1 April 1893.
139
De heer Mathon vindt het zeer goed dat de bepaling
van het aantal paarden aan burgemeester en wethouders
is overgelaten In den drukken tijd kan dan steeds een
voldoend aantal paarden aanwezig zijn.
De heer Heijlaerts acht den tijd van huuropzegging
binnen ééne maand wel wat kort.
De heer Van Dam doet opmerken dat bij verhuring
ook de verhuurder op zijn belang te letten heeft, en de
bestreden bepaling gemaakt is om eventueel het heft in
handen te hebben.
Den heer Heijlaerts komt het voor, dat de huurder in
dien korten tijd toch zijne bedienden niet kan wegzenden.
Die worden per week gehuurd zegt de voorzitter.

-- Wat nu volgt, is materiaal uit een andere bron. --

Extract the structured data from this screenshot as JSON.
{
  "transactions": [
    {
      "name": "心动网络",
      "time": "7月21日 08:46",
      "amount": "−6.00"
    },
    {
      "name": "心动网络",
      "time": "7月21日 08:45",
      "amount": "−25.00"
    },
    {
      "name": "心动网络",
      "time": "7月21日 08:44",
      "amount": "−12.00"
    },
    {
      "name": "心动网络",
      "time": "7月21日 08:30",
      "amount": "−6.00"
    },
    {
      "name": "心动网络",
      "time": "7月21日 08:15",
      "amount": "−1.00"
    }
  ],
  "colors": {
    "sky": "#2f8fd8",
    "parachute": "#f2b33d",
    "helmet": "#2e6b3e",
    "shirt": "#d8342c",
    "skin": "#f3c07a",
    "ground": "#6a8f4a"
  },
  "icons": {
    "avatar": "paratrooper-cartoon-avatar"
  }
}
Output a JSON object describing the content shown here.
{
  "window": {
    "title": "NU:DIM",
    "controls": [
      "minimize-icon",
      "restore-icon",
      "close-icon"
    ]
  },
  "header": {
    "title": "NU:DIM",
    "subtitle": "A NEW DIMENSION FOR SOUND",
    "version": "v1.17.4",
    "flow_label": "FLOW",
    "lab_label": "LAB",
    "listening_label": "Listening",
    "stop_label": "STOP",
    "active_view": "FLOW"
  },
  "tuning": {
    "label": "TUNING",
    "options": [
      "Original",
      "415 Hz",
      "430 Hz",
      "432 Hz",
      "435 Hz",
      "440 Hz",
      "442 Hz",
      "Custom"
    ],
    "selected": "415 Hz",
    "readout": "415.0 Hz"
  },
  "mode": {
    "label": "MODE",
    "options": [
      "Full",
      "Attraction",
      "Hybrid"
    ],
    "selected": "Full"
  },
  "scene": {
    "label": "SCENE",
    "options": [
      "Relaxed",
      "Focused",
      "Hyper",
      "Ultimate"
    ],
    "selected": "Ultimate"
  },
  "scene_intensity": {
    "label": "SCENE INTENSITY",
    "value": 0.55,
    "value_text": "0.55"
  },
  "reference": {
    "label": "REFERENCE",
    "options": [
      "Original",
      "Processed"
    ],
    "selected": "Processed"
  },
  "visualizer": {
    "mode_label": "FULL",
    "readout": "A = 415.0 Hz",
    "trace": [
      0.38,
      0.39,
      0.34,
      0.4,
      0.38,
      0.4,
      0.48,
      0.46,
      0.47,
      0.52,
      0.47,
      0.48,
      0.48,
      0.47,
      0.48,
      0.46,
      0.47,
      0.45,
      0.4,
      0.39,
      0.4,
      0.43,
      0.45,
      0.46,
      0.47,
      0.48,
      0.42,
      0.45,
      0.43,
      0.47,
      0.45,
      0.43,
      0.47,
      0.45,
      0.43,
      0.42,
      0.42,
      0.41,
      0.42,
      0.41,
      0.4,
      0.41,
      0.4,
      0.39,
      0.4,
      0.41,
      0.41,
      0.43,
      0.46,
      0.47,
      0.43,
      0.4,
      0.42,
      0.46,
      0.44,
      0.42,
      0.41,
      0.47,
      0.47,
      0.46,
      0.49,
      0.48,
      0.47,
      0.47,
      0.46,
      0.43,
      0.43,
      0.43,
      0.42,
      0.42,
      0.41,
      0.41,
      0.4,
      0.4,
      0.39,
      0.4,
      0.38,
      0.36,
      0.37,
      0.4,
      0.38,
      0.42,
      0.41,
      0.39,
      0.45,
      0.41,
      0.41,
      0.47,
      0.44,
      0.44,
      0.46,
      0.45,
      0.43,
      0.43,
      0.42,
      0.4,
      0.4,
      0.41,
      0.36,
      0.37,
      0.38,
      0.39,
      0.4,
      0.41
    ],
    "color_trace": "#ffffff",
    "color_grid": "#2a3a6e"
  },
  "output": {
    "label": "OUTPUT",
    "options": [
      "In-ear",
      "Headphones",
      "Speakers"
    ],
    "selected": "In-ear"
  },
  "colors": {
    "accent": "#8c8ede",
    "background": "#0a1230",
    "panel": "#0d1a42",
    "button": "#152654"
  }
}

De heer Mathon betoogt dat de bepaling strekt in het
belang der bediening. Immers werd de termijn van huur
opzegging uitgebreid tot drie maanden, dan zou al dien tfjd
de slechte bediening voortduren.
De heer Heijlaerts verklaart zich bij de hem gegeven
inlichtingen wel te kunnen neerleggen.
De heer Klep komt terug op de bepaling van een
minimum aantal paarden, en vraagt hoeveel er vroeger
moesten zijn?
De voorzitter antwoordt: „Negen, drie in eiken stal."
De heer Klep dringt aan, dat zal worden tegemoet ge
komen aan de klachten der schipperij en minstens het
minimum aantal paarden vastgesteld worde op 6.